When you fall in love with a model

“The first principle is that you must not fool yourself and you are the easiest person to fool.” -
Richard Feynman, Nobel physicist

“Pygmalion”

Carbon-neutral flying cars are an admiral goal but are they realistic? Be honest with yourself about what you can reasonably achieve with AI.

When a model flatters your ego

When you build a machine learning model, how do you measure how good it is? Oh sure, you’re a maths whizz so you know exactly which algorithms to employ. But it’s surprisingly easy to become emotionally attached to a model and ignore the warnings when it’s cheating on you.

I once worked at a retail bank where we built models that classified customer transactions. Things were complicated by the categories being ambiguous. For instance, was a parking fine to be classified as an “automobile”, “municipal” or “discretionary” cost?

The bank’s own customers could not agree. They allocated their transactions equally to all three. Many payments were even self-classified as “gifts” - possibly somebody paying the fine of their adult child - who knows? As a result, building a model that had laser accuracy was challenging to say the least.

To solve this problem, a data scientist on the team tested his model against his own personal transactions. Since he knew them intimately, he reasoned, he could evaluate his model accurately. And what do you know? The model was a huge success. However, he only had a hundred or so transactions and was ignoring the millions of other customers the bank had.

It was the devil’s own work to persuade him that this was not reasonable, that the when his model was tested on millions of other customer’s data, it did not perform quite as well.

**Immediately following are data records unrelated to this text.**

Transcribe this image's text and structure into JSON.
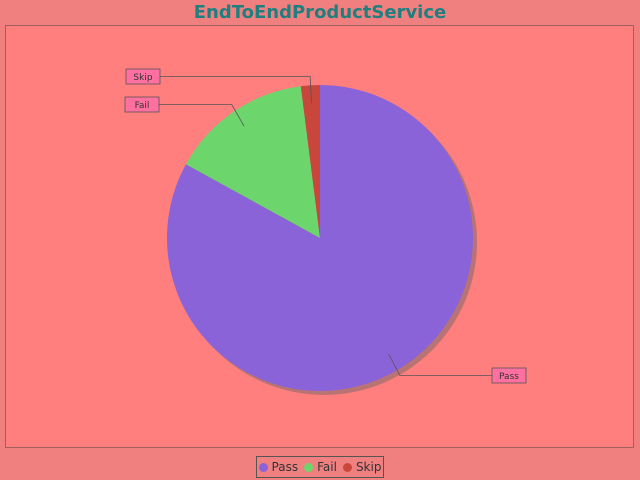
{
  "chart_data": {
    "type": "pie",
    "title": "EndToEndProductService",
    "categories": [
      "Pass",
      "Fail",
      "Skip"
    ],
    "values": [
      83,
      15,
      2
    ],
    "colors": [
      "#8b63d8",
      "#6cd66c",
      "#c9463d"
    ],
    "legend_position": "bottom-center",
    "slice_labels": [
      "Pass",
      "Fail",
      "Skip"
    ]
  },
  "colors": {
    "background": "#f08080",
    "plot_background": "#ff7f7f",
    "title": "#1f7f7f",
    "label_box": "#ff6fa0"
  }
}
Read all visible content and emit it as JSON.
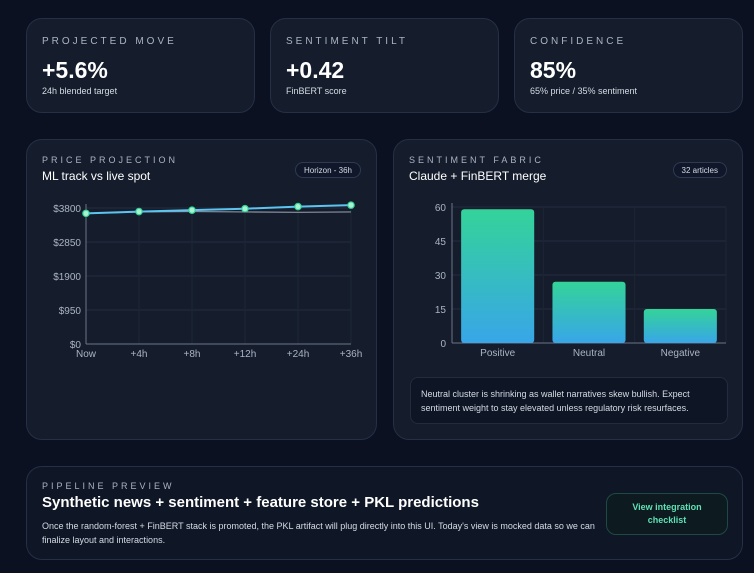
{
  "metrics": [
    {
      "label": "PROJECTED MOVE",
      "value": "+5.6%",
      "sub": "24h blended target"
    },
    {
      "label": "SENTIMENT TILT",
      "value": "+0.42",
      "sub": "FinBERT score"
    },
    {
      "label": "CONFIDENCE",
      "value": "85%",
      "sub": "65% price / 35% sentiment"
    }
  ],
  "price": {
    "label": "PRICE PROJECTION",
    "title": "ML track vs live spot",
    "pill": "Horizon - 36h"
  },
  "sentiment": {
    "label": "SENTIMENT FABRIC",
    "title": "Claude + FinBERT merge",
    "pill": "32 articles",
    "note": "Neutral cluster is shrinking as wallet narratives skew bullish. Expect sentiment weight to stay elevated unless regulatory risk resurfaces."
  },
  "pipeline": {
    "label": "PIPELINE PREVIEW",
    "title": "Synthetic news + sentiment + feature store + PKL predictions",
    "body": "Once the random-forest + FinBERT stack is promoted, the PKL artifact will plug directly into this UI. Today's view is mocked data so we can finalize layout and interactions.",
    "button": "View integration checklist"
  },
  "chart_data": [
    {
      "type": "line",
      "categories": [
        "Now",
        "+4h",
        "+8h",
        "+12h",
        "+24h",
        "+36h"
      ],
      "y_ticks": [
        "$0",
        "$950",
        "$1900",
        "$2850",
        "$3800"
      ],
      "ylim": [
        0,
        3800
      ],
      "grid": true,
      "series": [
        {
          "values": [
            3650,
            3700,
            3740,
            3780,
            3840,
            3880
          ],
          "color": "#5bc4f0",
          "markers": true
        },
        {
          "values": [
            3650,
            3690,
            3700,
            3690,
            3680,
            3690
          ],
          "color": "#8a93a3",
          "markers": false
        }
      ]
    },
    {
      "type": "bar",
      "categories": [
        "Positive",
        "Neutral",
        "Negative"
      ],
      "values": [
        59,
        27,
        15
      ],
      "y_ticks": [
        "0",
        "15",
        "30",
        "45",
        "60"
      ],
      "ylim": [
        0,
        60
      ],
      "grid": true,
      "colors": {
        "top": "#34d399",
        "bottom": "#38a6e8"
      }
    }
  ]
}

So, agree on what the criteria for success are before you start working on your next model.

Be Honest With Others

There are very few consultants out there telling clients that their idea for a machine learning pipeline is unrealistic. Why should they? That’s not how they make their money.

I’m old enough to have been part of the Dotcom boom in the 90s. Consultants back then were telling their clients that, if they paid them lots of money, they would have a multi billion dollar IPO in no time. Nobody was making any money by being reasonable. That’s how I successfully remained poor during the biggest economic boom in my lifetime.

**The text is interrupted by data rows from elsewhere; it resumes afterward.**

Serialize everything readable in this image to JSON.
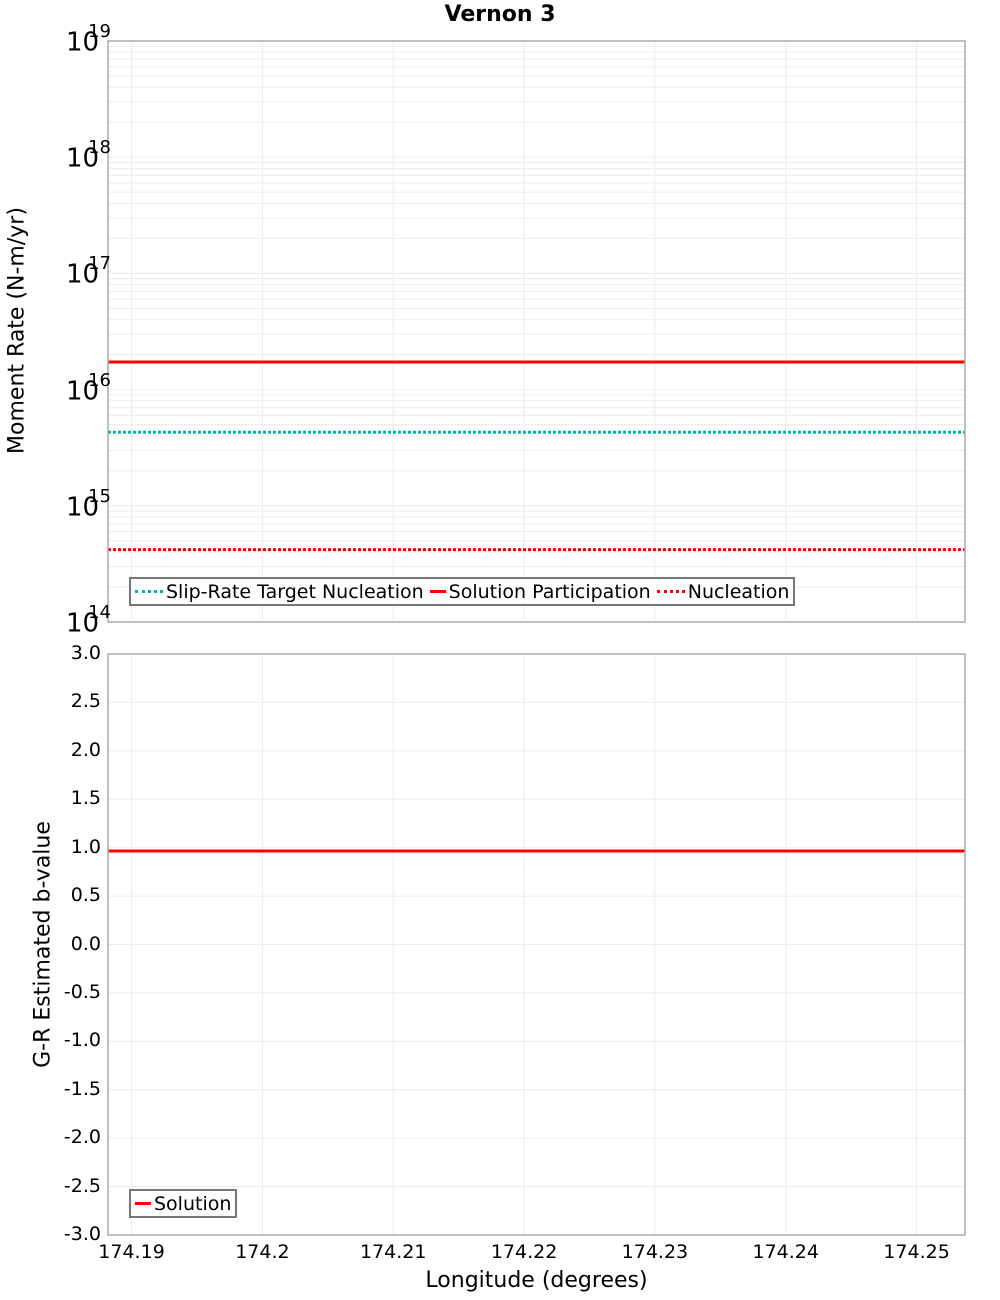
{
  "title": "Vernon 3",
  "top_panel": {
    "ylabel": "Moment Rate (N-m/yr)",
    "yticks": [
      {
        "base": "10",
        "exp": "19"
      },
      {
        "base": "10",
        "exp": "18"
      },
      {
        "base": "10",
        "exp": "17"
      },
      {
        "base": "10",
        "exp": "16"
      },
      {
        "base": "10",
        "exp": "15"
      },
      {
        "base": "10",
        "exp": "14"
      }
    ],
    "legend": [
      {
        "label": "Slip-Rate Target Nucleation",
        "color": "#00B4B4",
        "style": "dotted"
      },
      {
        "label": "Solution Participation",
        "color": "#FF0000",
        "style": "solid"
      },
      {
        "label": "Nucleation",
        "color": "#FF0000",
        "style": "dotted"
      }
    ]
  },
  "bottom_panel": {
    "ylabel": "G-R Estimated b-value",
    "yticks": [
      "3.0",
      "2.5",
      "2.0",
      "1.5",
      "1.0",
      "0.5",
      "0.0",
      "-0.5",
      "-1.0",
      "-1.5",
      "-2.0",
      "-2.5",
      "-3.0"
    ],
    "legend": [
      {
        "label": "Solution",
        "color": "#FF0000",
        "style": "solid"
      }
    ]
  },
  "xaxis": {
    "label": "Longitude (degrees)",
    "ticks": [
      "174.19",
      "174.2",
      "174.21",
      "174.22",
      "174.23",
      "174.24",
      "174.25"
    ]
  },
  "chart_data": [
    {
      "type": "line",
      "title": "Vernon 3",
      "xlabel": "Longitude (degrees)",
      "ylabel": "Moment Rate (N-m/yr)",
      "yscale": "log",
      "ylim": [
        100000000000000.0,
        1e+19
      ],
      "xlim": [
        174.1882,
        174.2537
      ],
      "grid": true,
      "legend_position": "lower-left",
      "x": [
        174.1882,
        174.2537
      ],
      "series": [
        {
          "name": "Slip-Rate Target Nucleation",
          "color": "#00B4B4",
          "style": "dotted",
          "values": [
            4300000000000000.0,
            4300000000000000.0
          ]
        },
        {
          "name": "Solution Participation",
          "color": "#FF0000",
          "style": "solid",
          "values": [
            1.73e+16,
            1.73e+16
          ]
        },
        {
          "name": "Nucleation",
          "color": "#FF0000",
          "style": "dotted",
          "values": [
            420000000000000.0,
            420000000000000.0
          ]
        }
      ]
    },
    {
      "type": "line",
      "xlabel": "Longitude (degrees)",
      "ylabel": "G-R Estimated b-value",
      "ylim": [
        -3.0,
        3.0
      ],
      "xlim": [
        174.1882,
        174.2537
      ],
      "xticks": [
        "174.19",
        "174.2",
        "174.21",
        "174.22",
        "174.23",
        "174.24",
        "174.25"
      ],
      "grid": true,
      "legend_position": "lower-left",
      "x": [
        174.1882,
        174.2537
      ],
      "series": [
        {
          "name": "Solution",
          "color": "#FF0000",
          "style": "solid",
          "values": [
            0.965,
            0.965
          ]
        }
      ]
    }
  ]
}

(“And remember to click like and subscribe for more of my great career advice”).

Similarly, it’s clear that some people today are building internal corporate empires by promising their new team, department or project is going to shake their industry to its foundations. Without success criteria that are agreed up-front, how can they be proved wrong? When there is no strict criteria for truth, charlatans thrive - homeopaths, fortune tellers, economists - you know the types.

What we’re currently experiencing in this industry is Dotcom v2.0. So, be realistic about what can be achieved by an ML project. You’ll sleep better.

“This is my truth, tell me yours.”

Software is binary and generally speaking so are software projects. It either works or it fails. Of course, there is more nuance in the real world but it’s generally clear when something is wrong.

Machine learning is more subtle. If the bank’s customers themselves don’t know how to classify their own transactions as mentioned above, how can your machine learning pipeline?

The ancient Greeks knew how you can fall in love with your own work. They gave us the story of Pygmalion who fell in love with the sculpture he created. So, fall in love with your models if you like. But like all love, set boundaries.